The emotional vulnerability of parents was frightening. A fact that he’d confronted a mere two hours ago when he’d been unable to protect his unborn baby.

And then a really startling wake-up call. The death of Peter Hanley and the aid team, shot out of the sky by the very people they were here to help. It was easy to forget his job was dangerous. Potentially, anyway. He’d never felt unsafe, or rarely anyway, but a tragedy like that brought the safety issue into the spotlight and Harriet’s worry about him continuing his work in such areas had made him think more seriously about the dangers.

After that, there had been Gillian.

Wake-up call number five. Puzzle piece number five. His reaction to seeing Harriet holding the newborn had been unexpected. Suddenly, out of the blue, he’d been able to see her holding their child. A child he’d been fighting with her about for two years. A child he’d had no interest in.

But he had passed Gillian to her and he had seen the whole fairy-tale. He’d seen what happened after happily ever after. And it hadn’t been awful.

In fact, it had looked kind of nice.

And then the biggest wake-up call of all. Harriet. Even thinking back now to how much blood there had been and how another ten or fifteen minutes down the track and she could have been dead was unbearable. And knowing that somewhere in all the blood had been the fragile cells of new life that he and Harry had made together.

A child he hadn’t even known about, but its embryonic death and having to excise it from her body had left him with a deep, deep sadness. And worse, a gut-wrenching helplessness. The sort he had seen on the face of Nimuk’s mother.

And afterwards, when Harriet had been so distressed and angry, lashing out at him because he had done his job, no matter how much he wished it hadn’t been his to do. Her angry since when have you cared had really hit home.

Since the divorce papers and his grandfather and Peter and Nimuk and Gillian. Since being inside her, her blood everywhere, scared that she could die and feeling so helpless that he hadn’t been able to keep his baby safe.

He cared. It’d just taken an extraordinary amount of wake-up calls.

But he was fully awake now - despite being up all night. More awake than he’d ever been. The puzzle pieces had fallen into place. He wanted a baby with Harriet. He wanted to watch her flat belly burgeon as their child grew inside her. He wanted to deliver it. He wanted to watch her breast-feed.

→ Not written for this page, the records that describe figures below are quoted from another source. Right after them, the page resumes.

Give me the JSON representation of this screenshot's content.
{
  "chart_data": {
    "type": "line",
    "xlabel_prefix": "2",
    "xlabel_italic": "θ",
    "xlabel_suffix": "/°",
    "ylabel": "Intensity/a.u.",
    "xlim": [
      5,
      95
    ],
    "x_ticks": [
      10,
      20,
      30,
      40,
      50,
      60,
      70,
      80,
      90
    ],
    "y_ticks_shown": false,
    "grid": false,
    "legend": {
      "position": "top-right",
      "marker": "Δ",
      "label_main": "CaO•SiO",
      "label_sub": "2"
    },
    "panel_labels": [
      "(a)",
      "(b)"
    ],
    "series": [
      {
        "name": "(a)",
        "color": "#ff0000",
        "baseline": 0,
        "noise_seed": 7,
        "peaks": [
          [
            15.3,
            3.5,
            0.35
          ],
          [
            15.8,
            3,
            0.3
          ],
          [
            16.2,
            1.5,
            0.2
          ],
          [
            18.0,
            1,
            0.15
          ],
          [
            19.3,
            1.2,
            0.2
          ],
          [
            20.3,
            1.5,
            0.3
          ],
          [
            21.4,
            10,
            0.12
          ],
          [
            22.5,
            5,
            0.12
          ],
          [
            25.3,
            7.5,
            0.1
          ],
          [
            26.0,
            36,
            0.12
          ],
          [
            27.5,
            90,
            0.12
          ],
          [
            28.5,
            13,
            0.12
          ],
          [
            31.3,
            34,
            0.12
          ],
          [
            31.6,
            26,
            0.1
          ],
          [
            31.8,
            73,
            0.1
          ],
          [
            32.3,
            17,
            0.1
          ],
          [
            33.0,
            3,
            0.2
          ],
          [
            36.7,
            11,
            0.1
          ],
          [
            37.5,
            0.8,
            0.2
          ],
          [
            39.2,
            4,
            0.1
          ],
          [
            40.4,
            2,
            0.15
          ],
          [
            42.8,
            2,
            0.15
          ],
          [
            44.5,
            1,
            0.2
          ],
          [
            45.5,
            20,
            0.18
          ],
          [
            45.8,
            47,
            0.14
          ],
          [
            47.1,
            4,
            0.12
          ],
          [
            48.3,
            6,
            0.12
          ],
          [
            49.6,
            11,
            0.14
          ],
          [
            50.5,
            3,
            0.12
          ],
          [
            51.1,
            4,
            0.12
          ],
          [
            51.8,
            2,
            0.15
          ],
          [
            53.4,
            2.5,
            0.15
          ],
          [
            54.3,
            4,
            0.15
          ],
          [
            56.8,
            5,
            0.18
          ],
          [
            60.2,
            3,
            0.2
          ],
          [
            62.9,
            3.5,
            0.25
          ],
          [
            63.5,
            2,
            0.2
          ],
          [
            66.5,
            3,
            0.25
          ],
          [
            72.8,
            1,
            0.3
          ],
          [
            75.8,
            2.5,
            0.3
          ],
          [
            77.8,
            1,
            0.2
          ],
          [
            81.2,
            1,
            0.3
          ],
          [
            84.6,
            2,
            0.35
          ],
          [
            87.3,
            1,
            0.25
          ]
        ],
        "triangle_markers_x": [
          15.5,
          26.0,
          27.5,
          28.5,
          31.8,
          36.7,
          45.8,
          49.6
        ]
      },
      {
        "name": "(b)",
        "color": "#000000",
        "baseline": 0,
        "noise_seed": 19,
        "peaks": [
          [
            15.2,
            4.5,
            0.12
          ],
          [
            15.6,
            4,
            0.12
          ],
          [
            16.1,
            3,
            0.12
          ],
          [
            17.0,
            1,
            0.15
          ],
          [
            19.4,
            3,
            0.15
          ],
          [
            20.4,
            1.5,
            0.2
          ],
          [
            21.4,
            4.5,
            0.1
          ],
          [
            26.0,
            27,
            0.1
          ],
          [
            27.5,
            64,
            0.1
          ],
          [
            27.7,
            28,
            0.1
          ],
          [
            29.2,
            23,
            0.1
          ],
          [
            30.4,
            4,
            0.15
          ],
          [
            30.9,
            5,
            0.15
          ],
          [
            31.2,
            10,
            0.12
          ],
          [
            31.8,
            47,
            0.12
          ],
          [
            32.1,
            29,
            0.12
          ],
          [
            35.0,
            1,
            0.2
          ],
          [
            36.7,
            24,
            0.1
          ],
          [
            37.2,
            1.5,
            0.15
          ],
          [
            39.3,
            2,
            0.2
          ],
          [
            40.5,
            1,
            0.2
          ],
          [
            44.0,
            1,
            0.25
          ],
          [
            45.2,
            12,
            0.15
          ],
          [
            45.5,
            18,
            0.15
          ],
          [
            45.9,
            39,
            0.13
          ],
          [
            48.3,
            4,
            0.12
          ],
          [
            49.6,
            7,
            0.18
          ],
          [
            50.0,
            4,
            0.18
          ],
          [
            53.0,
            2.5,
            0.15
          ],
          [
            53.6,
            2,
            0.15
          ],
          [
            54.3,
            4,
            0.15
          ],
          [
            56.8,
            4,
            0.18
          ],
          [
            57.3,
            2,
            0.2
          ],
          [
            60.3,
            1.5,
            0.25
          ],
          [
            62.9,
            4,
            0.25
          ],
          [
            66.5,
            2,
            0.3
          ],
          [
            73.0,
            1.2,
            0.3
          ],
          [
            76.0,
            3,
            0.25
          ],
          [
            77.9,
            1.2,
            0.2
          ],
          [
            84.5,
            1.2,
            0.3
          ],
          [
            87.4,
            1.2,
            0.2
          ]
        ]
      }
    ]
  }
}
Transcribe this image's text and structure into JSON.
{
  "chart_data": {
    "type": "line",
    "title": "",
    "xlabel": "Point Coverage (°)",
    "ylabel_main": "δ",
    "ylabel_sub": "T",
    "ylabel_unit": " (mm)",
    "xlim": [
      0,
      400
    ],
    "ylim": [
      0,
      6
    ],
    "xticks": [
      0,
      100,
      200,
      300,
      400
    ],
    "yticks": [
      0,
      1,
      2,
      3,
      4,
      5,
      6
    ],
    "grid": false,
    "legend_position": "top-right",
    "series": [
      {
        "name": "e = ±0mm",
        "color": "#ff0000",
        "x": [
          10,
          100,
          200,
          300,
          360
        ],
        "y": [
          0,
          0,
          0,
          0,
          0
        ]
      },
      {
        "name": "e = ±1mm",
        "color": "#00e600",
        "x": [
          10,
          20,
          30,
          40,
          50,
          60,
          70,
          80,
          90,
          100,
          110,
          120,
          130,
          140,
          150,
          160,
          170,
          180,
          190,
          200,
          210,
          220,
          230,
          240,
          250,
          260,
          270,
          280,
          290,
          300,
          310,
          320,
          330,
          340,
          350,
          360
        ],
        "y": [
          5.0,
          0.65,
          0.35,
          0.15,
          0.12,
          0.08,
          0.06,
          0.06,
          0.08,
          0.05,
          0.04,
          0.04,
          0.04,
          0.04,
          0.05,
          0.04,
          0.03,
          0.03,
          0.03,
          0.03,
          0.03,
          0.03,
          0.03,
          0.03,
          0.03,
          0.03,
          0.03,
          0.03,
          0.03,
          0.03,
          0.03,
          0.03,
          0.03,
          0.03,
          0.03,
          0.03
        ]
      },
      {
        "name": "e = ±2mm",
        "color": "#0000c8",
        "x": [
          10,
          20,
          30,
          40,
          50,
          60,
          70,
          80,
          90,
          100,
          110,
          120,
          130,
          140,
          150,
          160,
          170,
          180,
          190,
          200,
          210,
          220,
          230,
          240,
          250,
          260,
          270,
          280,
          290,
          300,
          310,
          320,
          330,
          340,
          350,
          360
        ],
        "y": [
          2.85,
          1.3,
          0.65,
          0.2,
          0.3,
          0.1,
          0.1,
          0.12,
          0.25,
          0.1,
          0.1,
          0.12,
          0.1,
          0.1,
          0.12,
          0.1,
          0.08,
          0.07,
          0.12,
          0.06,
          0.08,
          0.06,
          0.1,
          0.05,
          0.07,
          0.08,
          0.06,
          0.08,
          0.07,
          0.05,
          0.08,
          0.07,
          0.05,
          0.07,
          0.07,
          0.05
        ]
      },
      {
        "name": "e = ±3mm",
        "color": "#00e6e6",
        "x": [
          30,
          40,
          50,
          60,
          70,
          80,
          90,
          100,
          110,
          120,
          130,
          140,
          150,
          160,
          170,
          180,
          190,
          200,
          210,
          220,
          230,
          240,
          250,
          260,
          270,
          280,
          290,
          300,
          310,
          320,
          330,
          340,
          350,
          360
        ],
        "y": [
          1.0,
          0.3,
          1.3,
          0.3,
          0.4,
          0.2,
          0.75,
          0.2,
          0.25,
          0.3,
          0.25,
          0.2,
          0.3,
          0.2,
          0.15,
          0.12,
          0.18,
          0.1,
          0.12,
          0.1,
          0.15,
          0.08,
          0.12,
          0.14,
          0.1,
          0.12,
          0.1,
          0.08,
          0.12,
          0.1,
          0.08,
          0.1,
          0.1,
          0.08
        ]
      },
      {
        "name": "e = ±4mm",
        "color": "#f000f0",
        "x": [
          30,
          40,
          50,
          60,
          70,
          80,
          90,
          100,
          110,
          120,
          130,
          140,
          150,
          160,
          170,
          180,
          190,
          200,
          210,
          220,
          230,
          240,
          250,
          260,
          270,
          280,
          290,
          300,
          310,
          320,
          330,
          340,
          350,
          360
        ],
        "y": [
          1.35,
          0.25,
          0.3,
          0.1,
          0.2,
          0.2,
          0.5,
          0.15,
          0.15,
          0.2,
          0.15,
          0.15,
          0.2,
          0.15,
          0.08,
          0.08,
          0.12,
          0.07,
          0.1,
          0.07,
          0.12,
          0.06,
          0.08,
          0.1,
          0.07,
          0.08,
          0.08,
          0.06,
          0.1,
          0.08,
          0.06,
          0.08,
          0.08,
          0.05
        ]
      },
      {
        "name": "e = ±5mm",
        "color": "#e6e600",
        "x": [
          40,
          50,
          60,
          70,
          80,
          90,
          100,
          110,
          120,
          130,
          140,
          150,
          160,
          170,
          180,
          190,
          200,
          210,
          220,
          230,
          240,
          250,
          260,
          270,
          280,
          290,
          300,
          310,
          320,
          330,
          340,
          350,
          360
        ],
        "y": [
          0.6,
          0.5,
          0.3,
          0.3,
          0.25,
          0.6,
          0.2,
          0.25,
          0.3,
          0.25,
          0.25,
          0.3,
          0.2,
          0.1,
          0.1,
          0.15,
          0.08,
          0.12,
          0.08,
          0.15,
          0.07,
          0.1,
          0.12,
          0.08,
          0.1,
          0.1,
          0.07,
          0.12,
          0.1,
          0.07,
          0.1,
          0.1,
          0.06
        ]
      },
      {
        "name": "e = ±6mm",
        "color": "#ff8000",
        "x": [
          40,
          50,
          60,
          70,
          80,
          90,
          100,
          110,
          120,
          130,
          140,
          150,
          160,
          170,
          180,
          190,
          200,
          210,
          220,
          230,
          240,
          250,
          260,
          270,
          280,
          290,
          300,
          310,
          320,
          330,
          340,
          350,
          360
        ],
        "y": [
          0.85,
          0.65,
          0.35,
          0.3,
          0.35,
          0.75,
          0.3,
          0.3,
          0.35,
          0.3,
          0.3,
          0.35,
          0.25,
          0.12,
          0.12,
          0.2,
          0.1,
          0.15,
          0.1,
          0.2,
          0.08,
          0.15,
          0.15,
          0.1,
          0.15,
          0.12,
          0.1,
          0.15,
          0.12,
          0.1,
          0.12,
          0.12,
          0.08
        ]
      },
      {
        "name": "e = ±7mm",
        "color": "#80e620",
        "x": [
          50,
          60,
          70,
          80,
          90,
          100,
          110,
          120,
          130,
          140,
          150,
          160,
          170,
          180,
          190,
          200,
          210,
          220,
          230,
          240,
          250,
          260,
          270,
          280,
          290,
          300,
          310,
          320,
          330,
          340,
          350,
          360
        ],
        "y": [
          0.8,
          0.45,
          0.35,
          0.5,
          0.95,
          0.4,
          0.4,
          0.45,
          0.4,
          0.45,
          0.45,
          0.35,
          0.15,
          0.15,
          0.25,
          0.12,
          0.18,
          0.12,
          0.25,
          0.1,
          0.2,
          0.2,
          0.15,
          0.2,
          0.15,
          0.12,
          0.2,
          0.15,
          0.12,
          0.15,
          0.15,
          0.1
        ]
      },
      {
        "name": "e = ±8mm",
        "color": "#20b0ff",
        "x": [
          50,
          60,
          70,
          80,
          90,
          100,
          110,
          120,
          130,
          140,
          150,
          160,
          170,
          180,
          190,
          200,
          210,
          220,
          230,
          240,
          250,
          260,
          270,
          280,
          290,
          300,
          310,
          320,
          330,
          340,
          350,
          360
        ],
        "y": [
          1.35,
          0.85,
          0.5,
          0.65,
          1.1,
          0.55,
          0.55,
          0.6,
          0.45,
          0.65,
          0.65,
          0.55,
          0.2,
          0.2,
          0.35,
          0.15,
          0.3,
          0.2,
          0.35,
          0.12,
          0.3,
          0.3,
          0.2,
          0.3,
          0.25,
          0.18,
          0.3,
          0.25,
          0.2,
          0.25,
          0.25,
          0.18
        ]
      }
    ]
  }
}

He wanted to bath and play and rock their baby to sleep.

He wanted it all.

And he knew it would be more difficult for them to conceive now. But it didn’t matter. Whatever it took. Fertility treatments. IVF. Hell, they’d adopt if conception wasn’t possible.

But he wanted it all. The whole fairy-tale. The bit that came after the happily ever after.

Hang the 2 a.m. feeds and the botched social life and the absent sex life. They’d slept enough hours and they’d gone to enough restaurants and they’d had more sex in seven years than most people had in a lifetime. There was a time for those things and there was a time to settle down and reproduce, and he felt the urge grow stronger with each passing minute.